The other lost souls in our little submarine, our brothers and sisters in the trenches; slinging hash, talking trash and dealing with all the day-to-day drama we’ve discussed. They are the chefs, dishwashers, prep-cooks, line-cooks, bartenders, servers, bakers and candlestick-makers. Through talent, grit and hustle they make this crazy food service world go round and without ‘em this industry and my whole life doesn’t happen.
They come from every race, religion, financial strata and walk of life imaginable and will regal you with stories on a nightly basis that will completely explode your view of the human condition. They are compassionate to those of their tribe and always the first to help those of us who hit on bad times. They are also humble, yet proud, whip-smart, unbelievably naive and funny… So unbelievably funny that every night of service seems like a night at the improv.

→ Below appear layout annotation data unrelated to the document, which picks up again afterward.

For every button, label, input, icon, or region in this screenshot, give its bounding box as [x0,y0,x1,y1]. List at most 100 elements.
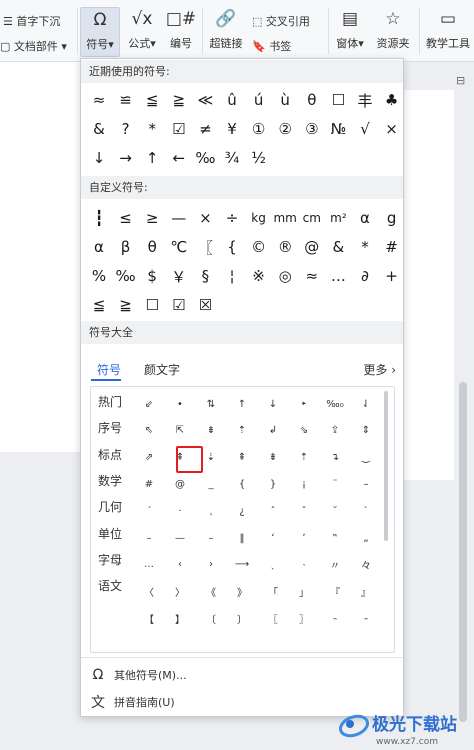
library-symbol-cell[interactable]: ⇪ [320,419,350,443]
library-symbol-cell[interactable]: 」 [289,580,319,604]
category-item[interactable]: 几何 [98,498,122,515]
library-symbol-cell[interactable]: ⇞ [227,446,257,470]
library-symbol-cell[interactable]: ⇖ [134,419,164,443]
symbol-cell[interactable]: β [114,235,138,259]
symbol-cell[interactable]: ≤ [114,206,138,230]
library-symbol-cell[interactable]: ⇡ [227,419,257,443]
symbol-cell[interactable]: ¦ [220,264,244,288]
library-symbol-cell[interactable]: ˵ [320,606,350,630]
more-link[interactable]: 更多 › [363,361,396,378]
symbol-cell[interactable]: ≧ [114,293,138,317]
library-symbol-cell[interactable]: ‟ [320,526,350,550]
library-symbol-cell[interactable]: • [165,392,195,416]
category-item[interactable]: 语文 [98,577,122,594]
symbol-cell[interactable]: ￥ [167,264,191,288]
symbol-cell[interactable]: & [87,117,111,141]
symbol-cell[interactable]: — [167,206,191,230]
vertical-scrollbar[interactable]: ⊟ [454,62,474,750]
category-item[interactable]: 单位 [98,525,122,542]
library-symbol-cell[interactable]: ˋ [351,499,381,523]
library-symbol-cell[interactable]: ˇ [289,499,319,523]
library-symbol-cell[interactable]: 》 [227,580,257,604]
library-symbol-cell[interactable]: ‰₀ [320,392,350,416]
library-symbol-cell[interactable]: – [351,472,381,496]
category-item[interactable]: 数学 [98,472,122,489]
first-char-sink-button[interactable]: ☰ 首字下沉 [3,13,60,29]
library-symbol-cell[interactable]: } [258,472,288,496]
symbol-cell[interactable]: ≠ [193,117,217,141]
library-symbol-cell[interactable]: ˆ [258,499,288,523]
tab-symbols[interactable]: 符号 [97,361,121,378]
symbol-cell[interactable]: ※ [247,264,271,288]
library-symbol-cell[interactable]: 【 [134,606,164,630]
symbol-cell[interactable]: mm [273,206,297,230]
library-symbol-cell[interactable]: ‖ [227,526,257,550]
library-symbol-cell[interactable]: ↑ [227,392,257,416]
symbol-cell[interactable]: ☐ [140,293,164,317]
symbol-cell[interactable]: ú [247,88,271,112]
symbol-cell[interactable]: ≦ [140,88,164,112]
symbol-cell[interactable]: ♣ [380,88,404,112]
library-symbol-cell[interactable]: 《 [196,580,226,604]
library-symbol-cell[interactable]: ¨ [320,472,350,496]
symbol-cell[interactable]: ③ [300,117,324,141]
symbol-cell[interactable]: ‰ [193,146,217,170]
library-symbol-cell[interactable]: ⏝ [351,446,381,470]
category-item[interactable]: 标点 [98,446,122,463]
library-symbol-cell[interactable]: ⇟ [258,446,288,470]
symbol-cell[interactable]: … [326,264,350,288]
library-symbol-cell[interactable]: ˌ [196,499,226,523]
symbol-cell[interactable]: # [380,235,404,259]
library-symbol-cell[interactable]: ˊ [134,499,164,523]
resources-button[interactable]: ☆ 资源夹 [370,7,416,51]
symbol-cell[interactable]: ≪ [193,88,217,112]
library-symbol-cell[interactable]: ⇱ [165,419,195,443]
symbol-cell[interactable]: ½ [247,146,271,170]
library-symbol-cell[interactable]: ⇅ [196,392,226,416]
library-symbol-cell[interactable]: ¿ [227,499,257,523]
symbol-cell[interactable]: % [87,264,111,288]
symbol-cell[interactable]: © [247,235,271,259]
library-symbol-cell[interactable]: ˶ [351,606,381,630]
symbol-cell[interactable]: ☑ [167,117,191,141]
library-symbol-cell[interactable]: ⇃ [351,392,381,416]
symbol-cell[interactable]: ℃ [167,235,191,259]
library-symbol-cell[interactable]: ¡ [289,472,319,496]
library-symbol-cell[interactable]: ⇕ [351,419,381,443]
symbol-cell[interactable]: kg [247,206,271,230]
symbol-cell[interactable]: ② [273,117,297,141]
library-symbol-cell[interactable]: ↴ [320,446,350,470]
library-symbol-cell[interactable]: ⇡ [289,446,319,470]
library-symbol-cell[interactable]: – [134,526,164,550]
library-symbol-cell[interactable]: 〔 [196,606,226,630]
library-symbol-cell[interactable]: … [134,553,164,577]
symbol-cell[interactable]: ÷ [220,206,244,230]
symbol-cell[interactable]: 〖 [193,235,217,259]
symbol-cell[interactable]: ¾ [220,146,244,170]
category-item[interactable]: 热门 [98,393,122,410]
symbol-cell[interactable]: 丰 [353,88,377,112]
symbol-cell[interactable]: $ [140,264,164,288]
library-symbol-cell[interactable]: ˘ [320,499,350,523]
teaching-tools-button[interactable]: ▭ 教学工具 [422,7,474,51]
symbol-cell[interactable]: m² [326,206,350,230]
library-symbol-cell[interactable]: ↲ [258,419,288,443]
library-symbol-cell[interactable]: _ [196,472,226,496]
symbol-cell[interactable]: ◎ [273,264,297,288]
symbol-cell[interactable]: ┇ [87,206,111,230]
library-symbol-cell[interactable]: „ [351,526,381,550]
symbol-cell[interactable]: ☑ [167,293,191,317]
symbol-cell[interactable]: α [353,206,377,230]
panel-toggle-icon[interactable]: ⊟ [456,74,465,87]
symbol-cell[interactable]: § [193,264,217,288]
library-symbol-cell[interactable]: 〈 [134,580,164,604]
library-symbol-cell[interactable]: 』 [351,580,381,604]
symbol-cell[interactable]: α [87,235,111,259]
library-symbol-cell[interactable]: 〉 [165,580,195,604]
tab-emoticons[interactable]: 颜文字 [144,361,180,378]
library-symbol-cell[interactable]: 〖 [258,606,288,630]
symbol-cell[interactable]: ↓ [87,146,111,170]
category-item[interactable]: 字母 [98,551,122,568]
library-symbol-cell[interactable]: ⇘ [289,419,319,443]
library-symbol-cell[interactable]: ⇙ [134,392,164,416]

I think kitchen people are the best people… period. I’ve never met people like them in other walks of life and have never related to non-cooks (we call you people “normies” or “civilians”) as well as with my kitchen kin… They just get me. In fact every single one of my best friends in this world has been, or are currently members of the culinary industry.
I figure something about working on a line all day long mutates us, makes us grow into a new species like the X-Men, except our powers are acute sarcasm and the ability to work without sleep. *laughs* seriously though, once you spend your time in the pit, you become one of the tribe and have a gang at your back. This fellowship extends to everyone and anyone.
You got personal problems you ‘wanna forget? Step right up and enter the kitchen! Don’t do so well in social situations? No problem, come on in! Weird facial ticks and a lazy eye? Right this way, we don’t care! Everyone in the kitchen is weird, so everyone is normal! This is not to say every cook is Quasimodo, but if he showed up at my back door I’d give him a shot in the dishpit and buy him a beer afterword. It’s just how this life is.
And if the daily stresses of the kitchen game are getting to you, your fellow cooks are there to get some hard-won advice and draw some strength from. Everyone in the kitchen is connected (mutants remember?) and feels each other’s anxiety almost as acutely as their own. Lean on them and learn from them, then do the same for the young guys ‘n gals after you’ve been around the kitchen a while.
So, there is hope for that prep guy who wanted to go to culinary school after all! *laughs* That is, if he’s still listening to me after all this rambling. This game may not be “winnable” but it sure can be enjoyable if you stay focused on the process, keep engaging in a passionate way with the food, be mindful of the pain and most importantly love the people around you.